SIGMA=0.05 # width of smearing, eV.
#ALGO=All # alternative to ALGO/TIME below, which work well for this system
TIME=0.5
ALGO=Damped # rec'd for small gap systems
LDIAG=.TRUE. # might want to turn this on; see manual
PREC=Accurate
LREAL=.FALSE. # Don't change this for subsequent calcs.
ENCUT=520 # Don't change this for subsequent calcs.
EDIFF=1E-9
NGX=126 # Prevent aliasing. Based on 12/19/2017 runs.
NGY=126
NGZ=126
NSW=0 # If we don't converge in 10 steps, we probably won't
IBRION=-1 #1=update ion positions. #-1=no update but re-optimize e- degrees of freedom each NSW loop. If no ionic update is required use NSW=0 instead.
NBANDS=784
NELMIN=3 # minumum number of electronic steps
NELM=3 # maximum number of electronic steps unless EDIFF reached
NSIM=4 #
NPAR=28 # CPUs per group. 28 for LEAP, 24 for Comet. 8=sqrt(72) on LEAP himem.
# KPAR=2 # How to parallelize k points
LASYNC=.FALSE. # reduces inter-node communication
LWAVE=.TRUE. # BandUP doesn't need WAVECAR, but VASP doesn't resume a job properly without it; starts over from scratch.
LCHARG=.TRUE. # BandUP needs CHGCAR

Re: internal error in SET_INDPW_FULL: insufficient memory

Posted: Wed Apr 25, 2018 9:51 pm
by mwistey
If anyone is still tracking this, this bug is reproducible and still wild. This week it killed 22 out of roughly 60 of my large simulation jobs. If anyone finds a workaround or code fix, please post it!

Re: internal error in SET_INDPW_FULL: insufficient memory

Posted: Sat May 05, 2018 9:41 pm
by DannyVanpoucke
@mwistey: Two more options that could help ( I just had a fight with an HSE system which also did not get resolved by the method above):
1) Make sure KPAR & NPAR together give rise to an NPAR = # cores. Let me explain: Assume you have 5 nodes of 28 core, and 75 k-points. In this case if you set KPAR=20 you end up with 7 cores per K-point, so that means NPAR=7. [fixed my current problem]

2) Switch of symmetry : ISYM = 0 [that would have been my next try, if 1 didn't work]

Good luck.

Danny

Re: internal error in SET_INDPW_FULL: insufficient memory

Posted: Fri Dec 21, 2018 10:01 pm
by mwistey
If anyone is still running into this problem, I found that running the job on a different number of nodes may allow the job to run. So it may be a bug in the way VASP counts the tasks that are assigned to each CPU or node.

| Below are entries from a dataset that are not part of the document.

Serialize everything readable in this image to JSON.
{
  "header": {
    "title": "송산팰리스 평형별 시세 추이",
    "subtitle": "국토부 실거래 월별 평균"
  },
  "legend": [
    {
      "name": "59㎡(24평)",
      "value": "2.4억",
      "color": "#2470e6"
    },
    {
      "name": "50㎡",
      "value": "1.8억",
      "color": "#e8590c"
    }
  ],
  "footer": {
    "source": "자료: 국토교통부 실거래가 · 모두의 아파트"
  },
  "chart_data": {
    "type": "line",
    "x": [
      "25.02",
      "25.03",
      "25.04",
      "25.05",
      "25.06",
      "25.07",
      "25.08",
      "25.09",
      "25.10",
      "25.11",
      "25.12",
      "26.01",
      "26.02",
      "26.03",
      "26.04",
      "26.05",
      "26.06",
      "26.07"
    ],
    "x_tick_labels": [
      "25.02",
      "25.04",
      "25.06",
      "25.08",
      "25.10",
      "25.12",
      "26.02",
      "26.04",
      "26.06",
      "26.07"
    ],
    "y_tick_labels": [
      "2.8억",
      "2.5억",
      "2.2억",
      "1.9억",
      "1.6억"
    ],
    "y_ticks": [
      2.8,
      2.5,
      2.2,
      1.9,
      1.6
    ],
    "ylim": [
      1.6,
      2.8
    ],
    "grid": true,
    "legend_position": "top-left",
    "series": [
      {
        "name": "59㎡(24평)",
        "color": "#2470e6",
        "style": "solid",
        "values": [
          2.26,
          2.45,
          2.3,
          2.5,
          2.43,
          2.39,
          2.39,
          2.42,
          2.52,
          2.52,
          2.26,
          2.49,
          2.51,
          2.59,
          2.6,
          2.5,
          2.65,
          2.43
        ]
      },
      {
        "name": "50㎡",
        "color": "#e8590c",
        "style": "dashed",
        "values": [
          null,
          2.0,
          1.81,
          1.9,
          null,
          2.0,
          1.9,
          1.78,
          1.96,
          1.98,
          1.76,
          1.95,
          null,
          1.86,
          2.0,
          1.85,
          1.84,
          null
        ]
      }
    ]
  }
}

@DannyVanpoucke: Thanks for the suggestions. I did verify NPAR = # cores, so it wasn't that. I didn't try the ISYM=0 yet. A few of my jobs don't seem to run with either 1 more or 1 fewer nodes, so I'll try that next.

Re: internal error in SET_INDPW_FULL: insufficient memory

Posted: Tue Jul 06, 2021 8:15 am
by rolando_saniz1
Dear all,

We found (more precisely, Maxime van den Bossche from the support team at KU Leuven) a fix for the problem referred to in the subject.

The complete error message hints at where the problem lies ( "see wave.F safeguard").

The error can be avoided by slightly increasing the safeguard for the number of plane waves in wave.F Specifically, in line 1897 of src/wave.F (in VASP 6.1.2) Maxime incremented the NRPLWV variable to 16, from 8 in the original version.

Maxime's explanation is that in wave.F, an estimate of the number of plane waves seems to be calculated by each MPI process, and then the maximum of these numbers is taken and broadcasted. Then each process increments this number by 8. The modification simply consists of again incrementing the resulting number by 8. Note that the problem is not that there is not enough RAM, but that the size of an allocated array appears to be insufficient in some cases.

Note that one can try to avoid the problem by changing the NPAR and KPAR settings. For a given number of cores, we found that while for some settings the allocated array can be insufficient, it might be sufficient for other settings. Of course, the settings one is forced to use in that case might not be optimal. Changing the safeguard value can provide a more general solution.

Hope the above helps.

Best regards,
Rolando

Re: internal error in SET_INDPW_FULL: insufficient memory

Posted: Thu Jul 08, 2021 10:21 am
by henrique_miranda
Thank you for reporting this.

Adding +8 to the first dimension of the WF is done to prevent this error from occurring.
If this is not enough in some cases then increasing further +16 as you point out can fix the issue.

But this is admittedly not the optimal solution and we will try to implement an approach that guarantees that this never occurs in a future version of the code.

It would be very helpful for us if you could provide the INCAR, POSCAR, and KPOINTS file and OUTCAR where this issue occurred.
This is so that we can reproduce the issue locally (the OUTCAR contains information about the number of cores) and check if the new implementation fixes the problem.

Kind regards,
Henrique Miranda